The church family as a whole responded to the challenge by not only focusing on these families” needs within the current church programs, but through work projects and other activities at Coyote Hill.
At Willamette Christian Church in West Linn, Oregon, foster families have had a huge impact.
“The presence of foster parents has impacted our church by creating a culture in which it is accepted and encouraged to care for vulnerable children in a way that is visible to the church body,” says Kerri Dawson, who is on the WCC foster care ministry leadership team. “We see children come and go in families, and our goal as a church is to wrap around and support fostering, as well as equip families who want to pursue this avenue of parenting.”
“I think one of the most helpful things our church has done,” says Elizabeth Sale, a WCC foster parent, “is to provide wrap-around care. This includes preparing meals, praying for, and connecting foster parents to the support and resources they may need.
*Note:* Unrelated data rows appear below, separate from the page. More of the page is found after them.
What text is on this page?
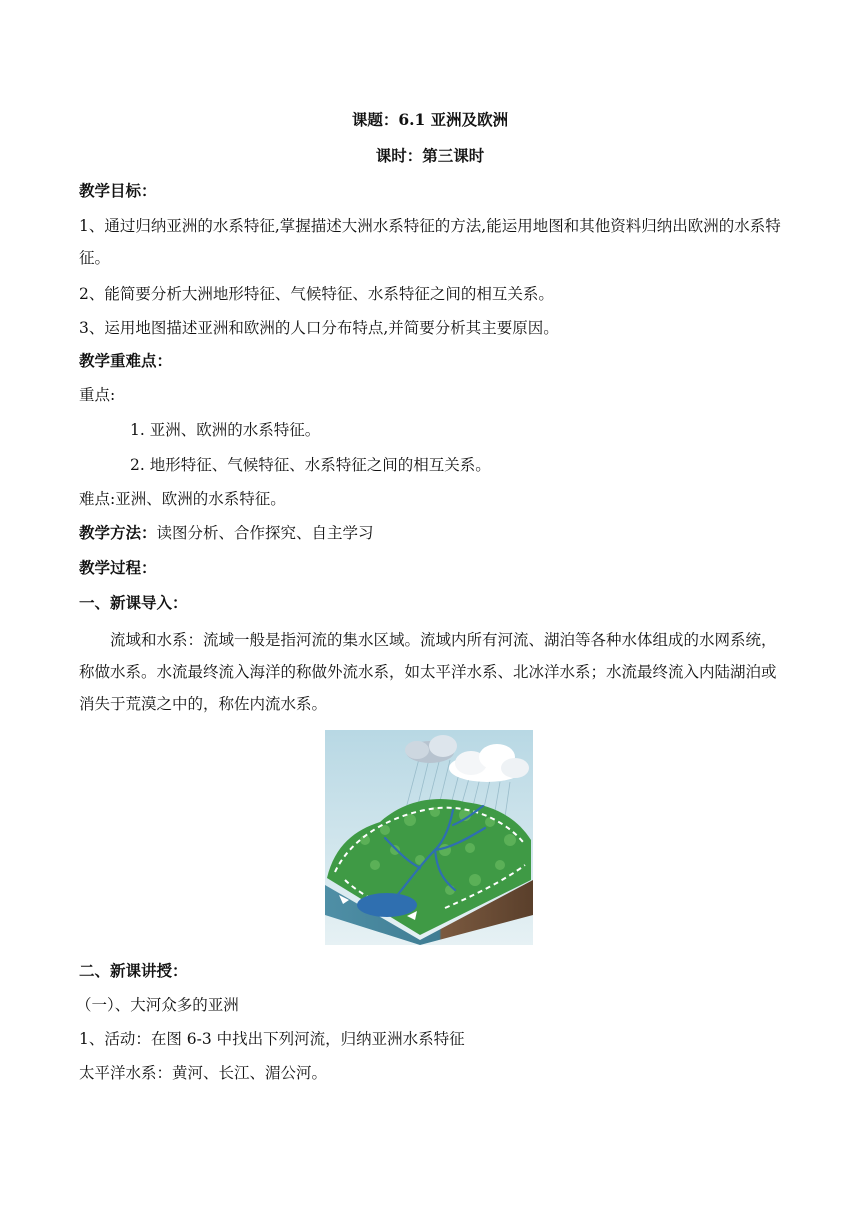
课题：6.1 亚洲及欧洲
课时：第三课时
教学目标：
1、通过归纳亚洲的水系特征,掌握描述大洲水系特征的方法,能运用地图和其他资料归纳出欧洲的水系特征。
2、能简要分析大洲地形特征、气候特征、水系特征之间的相互关系。
3、运用地图描述亚洲和欧洲的人口分布特点,并简要分析其主要原因。
教学重难点：
重点:
1. 亚洲、欧洲的水系特征。
2. 地形特征、气候特征、水系特征之间的相互关系。
难点:亚洲、欧洲的水系特征。
教学方法：读图分析、合作探究、自主学习
教学过程：
一、新课导入：
流域和水系：流域一般是指河流的集水区域。流域内所有河流、湖泊等各种水体组成的水网系统，称做水系。水流最终流入海洋的称做外流水系，如太平洋水系、北冰洋水系；水流最终流入内陆湖泊或消失于荒漠之中的，称佐内流水系。
二、新课讲授：
（一）、大河众多的亚洲
1、活动：在图 6-3 中找出下列河流，归纳亚洲水系特征
太平洋水系：黄河、长江、湄公河。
“Last summer three girls were placed with a Willamette Christian family who was just being certified for foster care. They attended Willamette with their foster family all year, and nearly everyone in the children”s ministry hallway recognizes them and loves them each Sunday. When the foster family was no longer able to care for the three girls, and the state was looking for another placement that would be able to keep these sisters together, word spread throughout the church body regarding this need.”
While Sale is heavily involved in foster and adoption both professionally and as a volunteer, she and her husband were not certified for foster care and had never served as foster parents. “Because of the specific need for these girls to find a home and to remain connected to the church body, we felt called to become their foster placement. They have been with us for just over a week and it has been the hardest thing we have ever done! The prayer and practical support of our church family has made a huge difference.”
It doesn”t take a church of thousands to recruit and support foster parents. It can take the decision of just one family to begin foster parenting. That initial step can lead to challenging the entire church family to move beyond their comfort zone and become more involved in ministries to children and families in need.
T.R. Robertson is a freelance writer in Columbia, Missouri.